The prologue leads into the start of an auction, on 16 March 1847, where the contents of a luxury household come under the hammer. As sometimes happens in empty houses, pigeons find their way in and so, while the male protagonist reminiscences holding a small dancing dress, a pigeon flies over his head. Then the unruly bird, obviously not willing to stick to its instructions by the stage manager, flies out into the audience, makes a few trips back and forth over people's heads and has dancers and public alike laughing with delight.

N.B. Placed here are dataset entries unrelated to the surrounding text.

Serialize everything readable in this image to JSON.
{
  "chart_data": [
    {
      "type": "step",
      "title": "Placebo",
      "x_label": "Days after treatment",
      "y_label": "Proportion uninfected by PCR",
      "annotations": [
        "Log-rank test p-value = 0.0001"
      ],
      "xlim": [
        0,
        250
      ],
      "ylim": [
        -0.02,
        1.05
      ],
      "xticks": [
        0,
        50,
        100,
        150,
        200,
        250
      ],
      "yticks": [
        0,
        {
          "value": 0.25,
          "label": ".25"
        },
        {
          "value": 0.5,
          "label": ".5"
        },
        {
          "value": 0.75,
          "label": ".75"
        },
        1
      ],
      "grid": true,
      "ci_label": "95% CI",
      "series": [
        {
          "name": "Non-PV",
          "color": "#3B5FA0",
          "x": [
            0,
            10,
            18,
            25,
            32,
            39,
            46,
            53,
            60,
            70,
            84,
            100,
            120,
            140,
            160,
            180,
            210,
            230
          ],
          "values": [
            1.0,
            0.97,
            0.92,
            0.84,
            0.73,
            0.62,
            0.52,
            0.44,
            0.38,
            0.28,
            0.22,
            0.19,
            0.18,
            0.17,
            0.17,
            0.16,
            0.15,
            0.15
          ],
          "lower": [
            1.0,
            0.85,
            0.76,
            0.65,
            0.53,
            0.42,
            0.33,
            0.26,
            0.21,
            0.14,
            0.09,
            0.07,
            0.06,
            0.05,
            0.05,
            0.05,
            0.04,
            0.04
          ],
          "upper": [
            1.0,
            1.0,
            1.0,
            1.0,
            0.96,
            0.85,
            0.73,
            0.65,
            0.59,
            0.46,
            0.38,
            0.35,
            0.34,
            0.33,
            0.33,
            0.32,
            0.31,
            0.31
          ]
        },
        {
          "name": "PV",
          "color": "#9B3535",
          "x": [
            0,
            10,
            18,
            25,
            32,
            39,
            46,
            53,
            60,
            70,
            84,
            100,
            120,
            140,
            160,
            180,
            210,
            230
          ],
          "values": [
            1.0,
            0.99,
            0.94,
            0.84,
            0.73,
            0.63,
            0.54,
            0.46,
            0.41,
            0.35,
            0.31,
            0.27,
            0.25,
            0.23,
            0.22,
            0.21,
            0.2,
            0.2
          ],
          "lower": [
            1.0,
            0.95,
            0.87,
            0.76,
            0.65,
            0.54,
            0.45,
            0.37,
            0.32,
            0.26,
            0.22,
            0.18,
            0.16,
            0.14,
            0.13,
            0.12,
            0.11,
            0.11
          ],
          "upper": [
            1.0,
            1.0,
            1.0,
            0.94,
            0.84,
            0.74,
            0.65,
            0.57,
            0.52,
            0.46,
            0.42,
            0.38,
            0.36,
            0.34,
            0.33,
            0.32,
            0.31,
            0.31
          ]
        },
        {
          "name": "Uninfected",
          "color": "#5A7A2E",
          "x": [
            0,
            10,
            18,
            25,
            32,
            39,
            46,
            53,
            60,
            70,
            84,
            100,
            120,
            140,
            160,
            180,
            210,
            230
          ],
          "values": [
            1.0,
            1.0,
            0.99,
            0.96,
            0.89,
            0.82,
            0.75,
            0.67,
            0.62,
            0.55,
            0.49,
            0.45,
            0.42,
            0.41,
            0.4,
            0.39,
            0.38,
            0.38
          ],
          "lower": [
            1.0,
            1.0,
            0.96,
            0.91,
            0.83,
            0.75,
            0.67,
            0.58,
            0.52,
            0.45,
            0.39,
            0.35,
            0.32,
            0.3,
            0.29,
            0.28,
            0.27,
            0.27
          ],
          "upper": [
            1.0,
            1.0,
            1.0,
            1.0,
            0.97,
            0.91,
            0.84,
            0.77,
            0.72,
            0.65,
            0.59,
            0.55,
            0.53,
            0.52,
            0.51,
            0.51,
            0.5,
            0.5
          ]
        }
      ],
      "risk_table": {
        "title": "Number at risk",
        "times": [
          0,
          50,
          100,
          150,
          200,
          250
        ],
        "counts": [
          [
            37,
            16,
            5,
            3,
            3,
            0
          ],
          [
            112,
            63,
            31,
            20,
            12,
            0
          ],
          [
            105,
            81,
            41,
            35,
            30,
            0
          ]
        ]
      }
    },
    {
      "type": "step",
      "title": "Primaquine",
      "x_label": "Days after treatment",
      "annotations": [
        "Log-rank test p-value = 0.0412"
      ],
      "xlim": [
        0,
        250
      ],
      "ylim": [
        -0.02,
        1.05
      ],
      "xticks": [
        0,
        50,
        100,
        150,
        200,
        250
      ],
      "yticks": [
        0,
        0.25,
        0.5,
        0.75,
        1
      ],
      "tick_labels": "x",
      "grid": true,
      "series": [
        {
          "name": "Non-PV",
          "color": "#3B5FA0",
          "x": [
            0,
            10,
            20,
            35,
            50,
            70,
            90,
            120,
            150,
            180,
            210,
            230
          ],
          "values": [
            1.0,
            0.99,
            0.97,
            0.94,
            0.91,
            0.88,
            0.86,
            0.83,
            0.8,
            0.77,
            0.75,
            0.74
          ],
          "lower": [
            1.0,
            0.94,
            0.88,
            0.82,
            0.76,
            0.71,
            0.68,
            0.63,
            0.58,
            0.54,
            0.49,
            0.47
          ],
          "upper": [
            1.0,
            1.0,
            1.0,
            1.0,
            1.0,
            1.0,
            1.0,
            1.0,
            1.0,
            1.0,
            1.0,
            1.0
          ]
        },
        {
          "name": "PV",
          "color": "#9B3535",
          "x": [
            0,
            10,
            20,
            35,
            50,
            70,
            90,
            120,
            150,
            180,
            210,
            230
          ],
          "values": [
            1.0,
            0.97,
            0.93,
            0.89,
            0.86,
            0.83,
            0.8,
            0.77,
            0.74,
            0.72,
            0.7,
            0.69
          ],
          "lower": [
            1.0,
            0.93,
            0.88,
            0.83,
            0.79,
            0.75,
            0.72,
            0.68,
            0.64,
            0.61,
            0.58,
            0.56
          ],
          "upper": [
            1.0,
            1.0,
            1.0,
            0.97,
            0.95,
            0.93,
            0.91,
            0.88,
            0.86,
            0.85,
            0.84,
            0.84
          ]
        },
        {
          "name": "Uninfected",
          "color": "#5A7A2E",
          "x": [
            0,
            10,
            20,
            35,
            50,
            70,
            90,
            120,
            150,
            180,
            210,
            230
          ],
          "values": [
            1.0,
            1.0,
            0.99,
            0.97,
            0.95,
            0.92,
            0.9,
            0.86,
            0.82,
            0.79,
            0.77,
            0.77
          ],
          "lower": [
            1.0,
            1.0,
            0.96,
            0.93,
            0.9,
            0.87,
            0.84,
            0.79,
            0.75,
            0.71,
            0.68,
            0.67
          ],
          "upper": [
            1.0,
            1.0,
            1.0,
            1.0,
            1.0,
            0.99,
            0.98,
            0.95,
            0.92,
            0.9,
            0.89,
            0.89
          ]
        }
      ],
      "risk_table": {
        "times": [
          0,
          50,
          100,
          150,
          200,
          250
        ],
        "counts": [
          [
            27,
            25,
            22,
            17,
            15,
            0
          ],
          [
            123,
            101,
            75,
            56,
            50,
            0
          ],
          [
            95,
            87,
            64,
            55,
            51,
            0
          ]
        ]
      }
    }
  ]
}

A scene from John Neumeier's ballet 'Kameliendame'. Photo: Bayerische Staatsoper
A scene from John Neumeier's ballet 'Kameliendame'. Photo: Bayerische Staatsoper

To the music of Chopin's Concerto for Piano and Orchestra No 2 in F minor, Spanish dancer Lucia Lacarra, formerly of the San Francisco ballet, as Marguerite Gautier, and Italian-born Alan Bottaini as Armand Duval present a wonderful pas de deux, framed by a vivid ensemble. Lacarra won the Prix Nijinski and Prix Benois in 2003, so it is clear she knows her stuff. But it is the collaboration between Bottaini and Lacarra that makes it so special because Bottaini stepped in for the injured Roman Lazik. Not to mention that all the dancers remained cool in spite of the Munich city pigeon swirling around -- this is full concentration: professionalism even when something strange happens. Occasionally, the lovely animal flutters over the head-bowing members of the audience and does its business over the sixth row (no-one laughing then).